Facteurs qui creusent l'écart entre souscrit et réel

Facteur Impact typique
Congestion du réseau partagé (câble, DOCSIS) Peut baisser la vitesse de 10-30 % aux heures de pointe
Distance jusqu'au central (DSL) Peut réduire la vitesse maximale disponible jusqu'à 50 %
Wi-Fi vs câble Ethernet Perte de 10-70 % selon la distance, les murs et les interférences
Surcharge des protocoles réseau (TCP/IP) 3-5 % de perte constante, même dans des conditions idéales
Capacité du serveur distant Peut limiter la vitesse finale même si votre connexion est rapide

Comment mesurer votre vitesse réelle de façon fiable

Connectez un appareil directement au routeur par câble Ethernet, fermez les autres applications qui consomment de la bande passante (streaming, sauvegardes automatiques, mises à jour), et utilisez un outil de mesure fiable. Répétez le test à au moins trois moments différents de la journée — tôt le matin, en horaire de travail et à l'heure de pointe du soir — pour obtenir une moyenne représentative plutôt qu'un seul chiffre qui pourrait ne pas refléter votre expérience habituelle.

Que faire si l'écart est trop important

La plupart des régulateurs des télécommunications s'attendent à ce que les fournisseurs livrent un pourcentage minimal de la vitesse souscrite, typiquement entre 70 % et 80 % aux heures de pointe, pas 100 % à tout moment. Si vos mesures répétées montrent une vitesse très en dessous de ce seuil — pas un seul test isolé, mais un schéma répété sur plusieurs jours — c'est le moment de contacter votre fournisseur avec des données concrètes, plutôt qu'une plainte générique d' « internet lent ».

La différence entre vitesse du forfait et performance utile

Même si votre fournisseur livre exactement la vitesse souscrite, ce chiffre en Mbps ne se traduit pas directement en Mo/s de téléchargement réel — il faut diviser par 8 puis soustraire l'efficacité typique de votre type de connexion.
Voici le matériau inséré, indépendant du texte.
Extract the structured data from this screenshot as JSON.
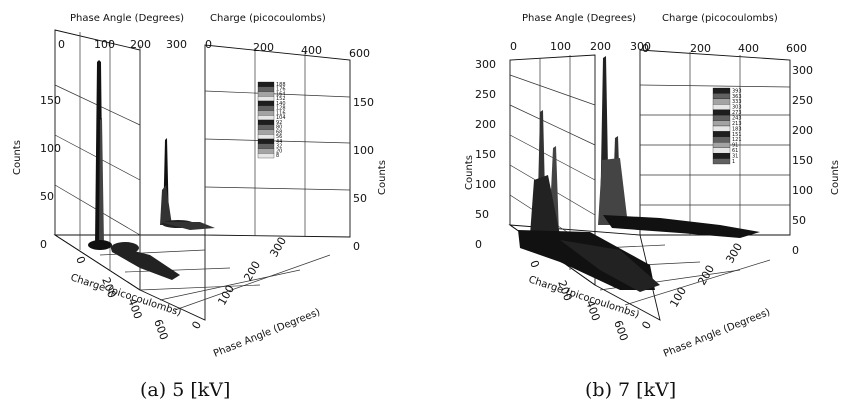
{
  "chart_data": [
    {
      "type": "3d-histogram",
      "caption": "(a) 5 [kV]",
      "x_axis": {
        "label": "Phase Angle (Degrees)",
        "ticks": [
          "0",
          "100",
          "200",
          "300"
        ],
        "range": [
          0,
          360
        ]
      },
      "y_axis": {
        "label": "Charge (picocoulombs)",
        "ticks": [
          "0",
          "200",
          "400",
          "600"
        ],
        "range": [
          0,
          600
        ]
      },
      "z_axis": {
        "label": "Counts",
        "ticks": [
          "0",
          "50",
          "100",
          "150"
        ],
        "range": [
          0,
          190
        ]
      },
      "legend_values": [
        "188",
        "176",
        "164",
        "152",
        "140",
        "128",
        "116",
        "104",
        "92",
        "80",
        "68",
        "56",
        "44",
        "32",
        "20",
        "8"
      ],
      "peaks": [
        {
          "phase": 45,
          "charge": 30,
          "counts": 182
        },
        {
          "phase": 225,
          "charge": 30,
          "counts": 95
        }
      ]
    },
    {
      "type": "3d-histogram",
      "caption": "(b) 7 [kV]",
      "x_axis": {
        "label": "Phase Angle (Degrees)",
        "ticks": [
          "0",
          "100",
          "200",
          "300"
        ],
        "range": [
          0,
          360
        ]
      },
      "y_axis": {
        "label": "Charge (picocoulombs)",
        "ticks": [
          "0",
          "200",
          "400",
          "600"
        ],
        "range": [
          0,
          600
        ]
      },
      "z_axis": {
        "label": "Counts",
        "ticks": [
          "0",
          "50",
          "100",
          "150",
          "200",
          "250",
          "300"
        ],
        "range": [
          0,
          310
        ]
      },
      "legend_values": [
        "393",
        "363",
        "333",
        "303",
        "273",
        "243",
        "213",
        "183",
        "151",
        "121",
        "91",
        "61",
        "31",
        "1"
      ],
      "peaks": [
        {
          "phase": 20,
          "charge": 40,
          "counts": 250
        },
        {
          "phase": 60,
          "charge": 40,
          "counts": 210
        },
        {
          "phase": 200,
          "charge": 40,
          "counts": 300
        },
        {
          "phase": 240,
          "charge": 40,
          "counts": 230
        }
      ]
    }
  ]
}
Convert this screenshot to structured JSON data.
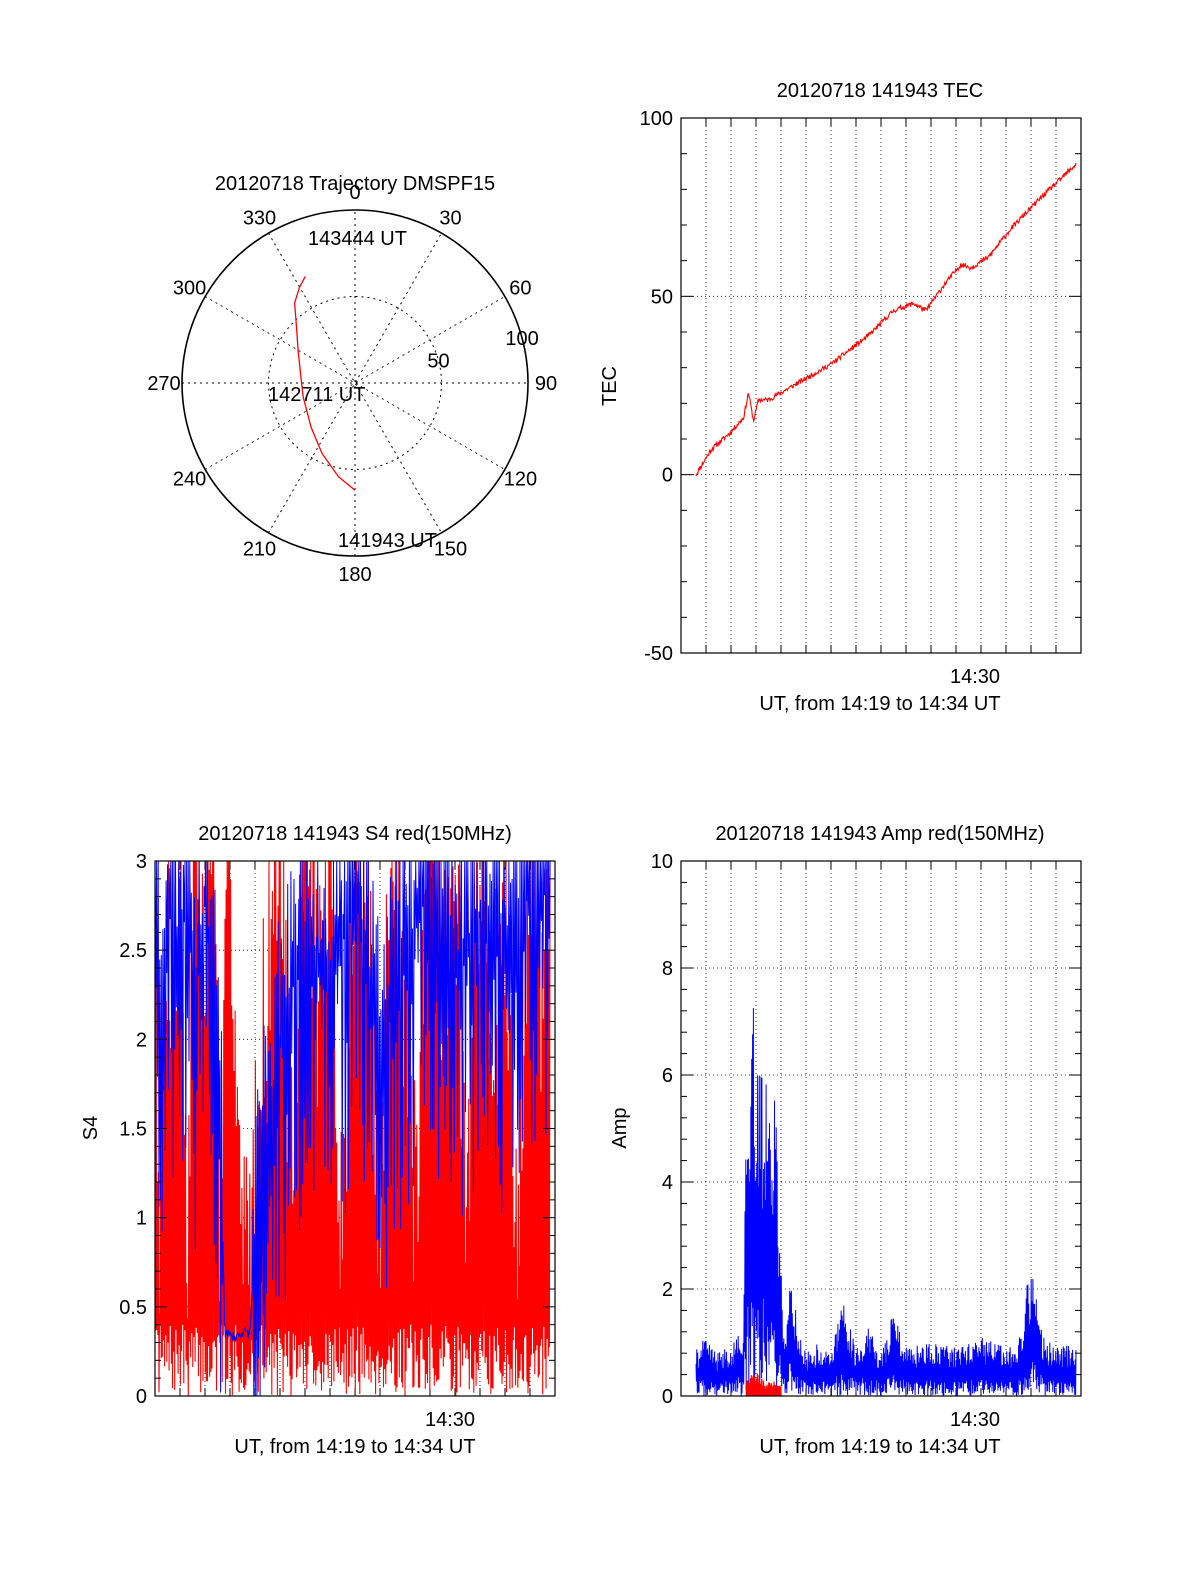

Vous pouvez calculer cela concrètement avec le calculateur de temps de téléchargement, qui intègre déjà ces facteurs d'efficacité par type de connexion.

Sources vérifiables

La définition actuelle du haut débit et les attentes réglementaires de vitesse minimale livrée proviennent de la Commission fédérale des communications des États-Unis (FCC), une référence fréquemment citée dans l'industrie des télécommunications de la région.